Ingredients
Method
Preparation
- Preheat the oven to 350°F (177°C). Grease an 8×4 or 9×5 inch loaf pan lightly to prevent sticking.
- In a medium bowl, whisk together the flour, baking soda, ground ginger, cinnamon, cloves, salt, and black pepper until evenly combined.
- In another bowl, whisk the molasses and hot water together until smooth and well blended.
- In a large bowl, beat the softened butter and brown sugar until light and fluffy, about 2 to 3 minutes. Add the egg and vanilla, then mix well until incorporated.
- Gradually add the dry ingredients and the molasses mixture alternately to the butter mixture, beginning and ending with the dry ingredients. Mix just until combined.
Baking
- Pour the batter into the prepared pan and smooth the top. Bake for 50 to 60 minutes, or until a toothpick inserted in the center comes out clean. If the top is browning too quickly, tent loosely with foil for the last 10 to 15 minutes.
Cooling and Icing
- Allow the loaf to cool in the pan for 1 hour before removing.
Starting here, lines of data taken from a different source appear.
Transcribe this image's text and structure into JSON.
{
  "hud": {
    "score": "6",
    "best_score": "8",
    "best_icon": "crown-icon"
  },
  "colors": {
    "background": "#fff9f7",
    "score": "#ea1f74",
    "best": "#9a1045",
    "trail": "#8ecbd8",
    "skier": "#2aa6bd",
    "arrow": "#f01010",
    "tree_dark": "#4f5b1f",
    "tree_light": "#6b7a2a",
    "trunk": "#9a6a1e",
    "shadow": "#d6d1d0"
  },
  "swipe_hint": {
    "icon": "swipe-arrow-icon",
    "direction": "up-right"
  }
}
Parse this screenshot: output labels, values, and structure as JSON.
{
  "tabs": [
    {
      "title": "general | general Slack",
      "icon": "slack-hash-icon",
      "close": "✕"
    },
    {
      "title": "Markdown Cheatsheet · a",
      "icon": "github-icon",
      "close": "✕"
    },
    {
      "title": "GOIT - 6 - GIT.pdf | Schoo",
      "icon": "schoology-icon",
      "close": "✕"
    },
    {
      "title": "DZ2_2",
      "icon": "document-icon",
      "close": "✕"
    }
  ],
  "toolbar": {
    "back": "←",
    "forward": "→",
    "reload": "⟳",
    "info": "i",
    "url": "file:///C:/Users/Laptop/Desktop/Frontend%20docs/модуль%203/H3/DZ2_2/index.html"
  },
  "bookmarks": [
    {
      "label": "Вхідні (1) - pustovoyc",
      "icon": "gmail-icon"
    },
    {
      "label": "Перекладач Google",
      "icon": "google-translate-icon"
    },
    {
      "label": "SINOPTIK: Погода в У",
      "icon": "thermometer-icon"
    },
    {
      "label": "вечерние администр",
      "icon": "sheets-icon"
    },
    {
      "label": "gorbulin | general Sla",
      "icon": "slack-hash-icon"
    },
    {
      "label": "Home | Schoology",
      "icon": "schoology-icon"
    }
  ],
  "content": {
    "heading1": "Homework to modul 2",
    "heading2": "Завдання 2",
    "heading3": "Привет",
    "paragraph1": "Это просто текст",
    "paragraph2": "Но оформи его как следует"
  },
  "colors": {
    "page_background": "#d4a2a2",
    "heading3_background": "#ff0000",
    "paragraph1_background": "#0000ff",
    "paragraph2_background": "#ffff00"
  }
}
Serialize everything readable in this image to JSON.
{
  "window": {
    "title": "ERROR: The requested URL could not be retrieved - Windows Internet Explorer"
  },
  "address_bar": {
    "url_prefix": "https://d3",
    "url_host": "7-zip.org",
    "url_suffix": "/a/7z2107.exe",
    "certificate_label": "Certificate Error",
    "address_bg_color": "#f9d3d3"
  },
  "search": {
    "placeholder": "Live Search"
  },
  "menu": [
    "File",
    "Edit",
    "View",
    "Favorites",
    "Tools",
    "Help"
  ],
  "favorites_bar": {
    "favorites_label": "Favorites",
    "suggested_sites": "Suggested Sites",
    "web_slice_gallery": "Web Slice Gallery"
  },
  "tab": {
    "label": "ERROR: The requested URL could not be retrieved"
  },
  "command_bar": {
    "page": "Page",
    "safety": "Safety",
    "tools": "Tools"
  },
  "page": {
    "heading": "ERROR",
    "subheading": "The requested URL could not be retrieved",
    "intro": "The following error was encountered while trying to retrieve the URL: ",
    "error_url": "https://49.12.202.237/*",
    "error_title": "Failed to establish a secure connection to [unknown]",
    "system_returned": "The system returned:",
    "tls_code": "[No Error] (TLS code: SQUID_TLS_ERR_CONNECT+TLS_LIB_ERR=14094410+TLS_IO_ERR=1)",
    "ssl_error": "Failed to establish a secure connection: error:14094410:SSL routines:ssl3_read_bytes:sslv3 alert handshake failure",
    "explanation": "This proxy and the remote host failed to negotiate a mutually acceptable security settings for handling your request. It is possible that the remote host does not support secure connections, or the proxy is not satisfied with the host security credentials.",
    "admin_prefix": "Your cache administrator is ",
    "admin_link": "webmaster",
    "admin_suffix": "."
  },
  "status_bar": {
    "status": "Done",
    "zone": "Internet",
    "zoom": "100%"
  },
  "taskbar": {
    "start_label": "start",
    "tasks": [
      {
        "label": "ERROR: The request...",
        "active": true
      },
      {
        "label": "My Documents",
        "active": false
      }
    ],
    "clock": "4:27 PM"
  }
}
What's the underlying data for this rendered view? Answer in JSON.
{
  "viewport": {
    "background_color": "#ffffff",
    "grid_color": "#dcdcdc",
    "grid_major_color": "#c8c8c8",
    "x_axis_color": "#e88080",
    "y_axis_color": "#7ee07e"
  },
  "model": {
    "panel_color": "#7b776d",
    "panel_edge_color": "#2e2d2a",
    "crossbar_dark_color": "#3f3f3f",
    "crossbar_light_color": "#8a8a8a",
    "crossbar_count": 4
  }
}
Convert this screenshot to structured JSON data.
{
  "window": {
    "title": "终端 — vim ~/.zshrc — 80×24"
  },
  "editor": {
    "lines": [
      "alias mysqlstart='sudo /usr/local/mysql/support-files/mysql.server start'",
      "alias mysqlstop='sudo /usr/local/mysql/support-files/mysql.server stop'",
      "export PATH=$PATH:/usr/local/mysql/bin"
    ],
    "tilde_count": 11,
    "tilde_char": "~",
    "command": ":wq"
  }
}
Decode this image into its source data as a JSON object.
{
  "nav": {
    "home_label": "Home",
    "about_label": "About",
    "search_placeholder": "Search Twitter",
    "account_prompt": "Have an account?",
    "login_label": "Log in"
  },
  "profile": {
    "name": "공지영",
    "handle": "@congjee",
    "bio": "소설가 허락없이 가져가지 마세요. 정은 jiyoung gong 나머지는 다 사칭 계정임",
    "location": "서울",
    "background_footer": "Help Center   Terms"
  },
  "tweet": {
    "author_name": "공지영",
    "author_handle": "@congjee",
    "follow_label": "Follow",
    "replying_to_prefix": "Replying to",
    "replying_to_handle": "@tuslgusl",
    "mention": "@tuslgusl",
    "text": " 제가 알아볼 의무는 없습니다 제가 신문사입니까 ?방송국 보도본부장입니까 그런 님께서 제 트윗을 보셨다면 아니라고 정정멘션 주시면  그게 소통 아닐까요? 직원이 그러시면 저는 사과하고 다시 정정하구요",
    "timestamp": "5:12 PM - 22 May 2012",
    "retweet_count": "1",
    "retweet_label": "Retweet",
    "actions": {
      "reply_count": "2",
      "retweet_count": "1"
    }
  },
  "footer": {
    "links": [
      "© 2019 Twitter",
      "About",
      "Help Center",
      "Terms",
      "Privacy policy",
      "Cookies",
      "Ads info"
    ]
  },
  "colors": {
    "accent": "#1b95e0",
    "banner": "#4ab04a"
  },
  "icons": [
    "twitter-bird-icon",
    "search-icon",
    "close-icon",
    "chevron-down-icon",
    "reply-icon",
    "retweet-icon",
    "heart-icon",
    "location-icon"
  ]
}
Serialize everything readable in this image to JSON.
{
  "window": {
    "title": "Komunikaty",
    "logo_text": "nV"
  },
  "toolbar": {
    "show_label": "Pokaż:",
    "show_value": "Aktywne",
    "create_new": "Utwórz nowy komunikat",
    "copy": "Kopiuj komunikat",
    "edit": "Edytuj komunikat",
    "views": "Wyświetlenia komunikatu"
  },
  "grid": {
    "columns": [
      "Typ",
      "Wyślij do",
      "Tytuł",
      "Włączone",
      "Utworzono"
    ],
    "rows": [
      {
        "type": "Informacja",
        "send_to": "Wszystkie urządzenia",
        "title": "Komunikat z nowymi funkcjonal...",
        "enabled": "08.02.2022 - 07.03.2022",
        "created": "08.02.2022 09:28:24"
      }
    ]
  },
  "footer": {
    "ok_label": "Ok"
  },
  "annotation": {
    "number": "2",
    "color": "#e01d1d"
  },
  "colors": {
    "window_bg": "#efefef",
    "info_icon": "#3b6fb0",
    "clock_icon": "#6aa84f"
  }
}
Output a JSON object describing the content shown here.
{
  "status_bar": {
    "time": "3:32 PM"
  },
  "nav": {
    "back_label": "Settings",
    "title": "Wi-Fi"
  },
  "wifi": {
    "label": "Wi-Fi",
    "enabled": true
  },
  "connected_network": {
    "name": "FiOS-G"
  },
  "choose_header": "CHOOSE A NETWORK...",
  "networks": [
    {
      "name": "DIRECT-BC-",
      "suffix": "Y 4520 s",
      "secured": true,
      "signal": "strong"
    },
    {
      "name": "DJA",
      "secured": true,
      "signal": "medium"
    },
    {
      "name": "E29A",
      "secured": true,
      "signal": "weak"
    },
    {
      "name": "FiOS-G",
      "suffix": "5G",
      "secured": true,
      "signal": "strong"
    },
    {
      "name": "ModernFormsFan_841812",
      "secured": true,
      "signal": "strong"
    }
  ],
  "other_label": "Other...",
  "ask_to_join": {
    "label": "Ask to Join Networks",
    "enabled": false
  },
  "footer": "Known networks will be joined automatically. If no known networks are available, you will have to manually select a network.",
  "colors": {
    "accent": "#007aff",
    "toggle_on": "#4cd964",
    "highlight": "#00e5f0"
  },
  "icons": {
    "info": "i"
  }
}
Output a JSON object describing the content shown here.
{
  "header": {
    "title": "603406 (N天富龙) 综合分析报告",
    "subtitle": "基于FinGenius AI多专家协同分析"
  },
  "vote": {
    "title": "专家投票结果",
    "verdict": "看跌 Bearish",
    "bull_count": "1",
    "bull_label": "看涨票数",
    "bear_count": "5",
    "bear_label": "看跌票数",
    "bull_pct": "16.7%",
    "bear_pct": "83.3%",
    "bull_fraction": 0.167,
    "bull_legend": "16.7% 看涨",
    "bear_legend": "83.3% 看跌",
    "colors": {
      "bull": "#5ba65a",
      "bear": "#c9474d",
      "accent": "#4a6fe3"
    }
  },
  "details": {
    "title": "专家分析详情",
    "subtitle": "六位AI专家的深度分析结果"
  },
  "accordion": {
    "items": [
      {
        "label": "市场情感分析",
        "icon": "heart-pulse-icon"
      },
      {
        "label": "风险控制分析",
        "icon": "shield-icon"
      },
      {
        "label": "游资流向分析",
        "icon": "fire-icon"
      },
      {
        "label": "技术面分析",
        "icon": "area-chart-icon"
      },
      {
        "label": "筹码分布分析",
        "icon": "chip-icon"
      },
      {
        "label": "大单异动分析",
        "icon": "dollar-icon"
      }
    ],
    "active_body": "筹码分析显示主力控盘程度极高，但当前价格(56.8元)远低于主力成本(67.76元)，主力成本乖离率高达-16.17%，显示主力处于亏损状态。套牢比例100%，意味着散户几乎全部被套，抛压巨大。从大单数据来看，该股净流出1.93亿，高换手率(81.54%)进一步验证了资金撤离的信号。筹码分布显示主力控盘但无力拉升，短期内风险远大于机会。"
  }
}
- Transfer the loaf to a wire rack to cool completely. For the icing, whisk the confectioners sugar and 2 to 3 tablespoons of orange juice until smooth. Drizzle the icing over the cooled loaf and let it set before slicing.
Nutrition
Notes
Let the loaf cool completely before icing. If molasses is thick, warm it slightly with hot water to blend easily. Store at room temperature in an airtight container for up to 3 days, or in the refrigerator for up to 5 days.